Thirty-four hours. That's how long this audiobook runs. I listened to most of it over three weeks of night shifts, charting at 3 AM when the unit was quiet (knock on wood), and honestly? It flew by faster than some 8-hour thrillers I've slogged through.
Selwyn Raab spent decades as a crime reporter for the New York Times, and it shows. This isn't some sensationalized mob drama - it's the real thing, told by someone who was there interviewing these guys, sitting through their trials, watching the whole empire crumble from the inside. The man knows his stuff.
When Journalism Meets True Crime Gold
Look, I've consumed a lot of Mafia content. Movies, documentaries, those questionable History Channel specials Carlos watches on weekends. But this is different. It's the kind of deep dive that makes most thrillers feel shallow by comparisonβeven the ones I usually enjoy, like Deception Point, which at least tries to get the details right. Raab doesn't just tell you Lucky Luciano was important - he walks you through exactly how the Commission was formed, why it worked for decades, and how the organizational structure that made the Five Families so powerful eventually became their weakness.
The first half of this book is absolutely gripping. The rise of these families, the power plays, the way they embedded themselves into legitimate businesses and unions - it reads like fiction but it's all real. Paul Castellano's weird obsession with his maid. John Gotti's ego that basically handed the FBI everything they needed. The details are wild.
I found myself yelling at my dashboard more than once. Not because Raab got anything wrong (the man's research is impeccable), but because these guys made such stupid decisions. You're running a billion-dollar criminal empire and you're having conversations about murders in your own home? Where you KNOW there might be bugs? Come on.
The Second Half Drag (It's Real, But Worth It)
Okay, I gotta be honest here. Around hour 20, things slow down. Raab gets deep into the RICO trials, the legal strategies, the endless parade of informants and wiretaps. Some listeners have complained this section drags, and... yeah. It does. A little.
But here's the thing - as someone who's sat through enough legal proceedings for work-related incidents (healthcare, fun times), I actually appreciated the detail. You can't understand why the Mafia collapsed without understanding how law enforcement finally figured out how to take them down. It's the payoff for all that buildup.
My advice? Power through it. The last few hours pick up again when Raab examines whether these families might actually be rebuilding while everyone's distracted by terrorism. Written before 9/11 changed everything, it's almost prophetic.
Paul Costanzo Keeps You Awake at 3 AM
I couldn't find a ton of background on Costanzo, but based on this performance? The man knows how to handle a dense text. His pacing is steady without being monotonous - important when you're dealing with decades of history and dozens of characters with similar-sounding Italian names.
He doesn't do dramatic voices or try to make it sound like a movie. It's clean, professional, easy to follow even when you're half-asleep after a 12-hour shift. I never had to rewind because I lost track of who was who, which is saying something for a book with this many players.
The production quality is solid too. No weird audio glitches, no background noise.
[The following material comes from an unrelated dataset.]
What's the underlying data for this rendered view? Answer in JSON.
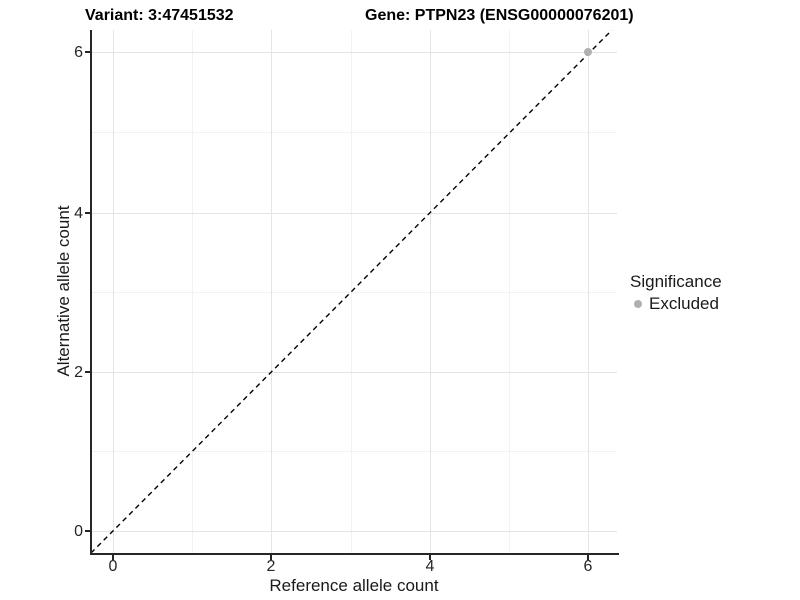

Just 34 hours of well-recorded narration.
Who Should Listen (And Who Should Skip)
If you're looking for a quick, breezy listen - this ain't it. But if you want to actually understand how organized crime worked in America, why it flourished for so long, and what finally brought it down? This is the book. Skip it if you need constant action or can't handle frank discussions of violence - Raab doesn't shy away from what these men actually did.
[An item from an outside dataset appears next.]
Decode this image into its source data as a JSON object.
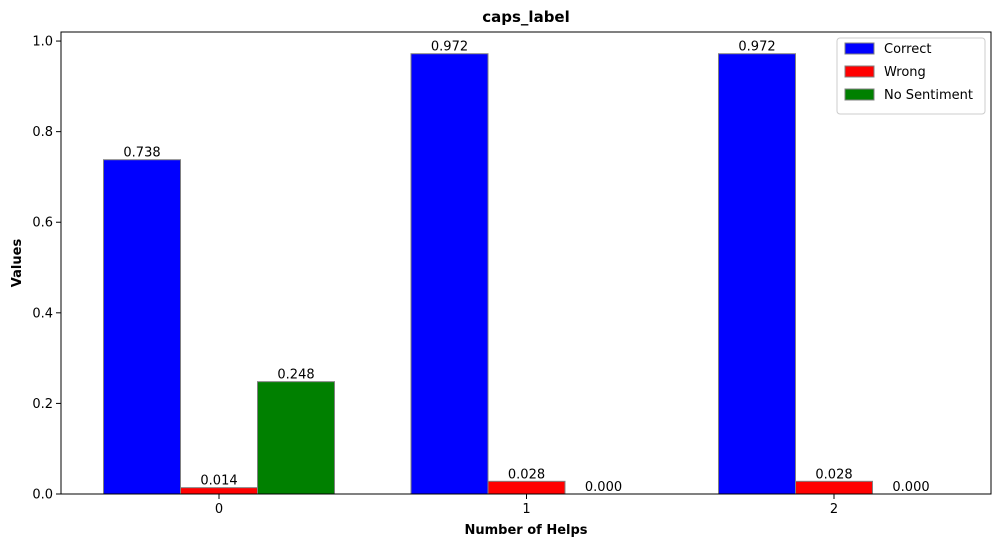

Perfect for long commutes, night shifts, or anyone who needs something substantial to keep their brain engaged. My husband asked why I kept muttering about wiretaps during breakfast. I blamed work stress. He didn't buy it.
Clocking Out on This One
This is the definitive Five Families history. Raab earned that reputation, and Costanzo delivers it perfectly. Carlos is already asking if I'm done so he can listen. The answer is yes, and he should.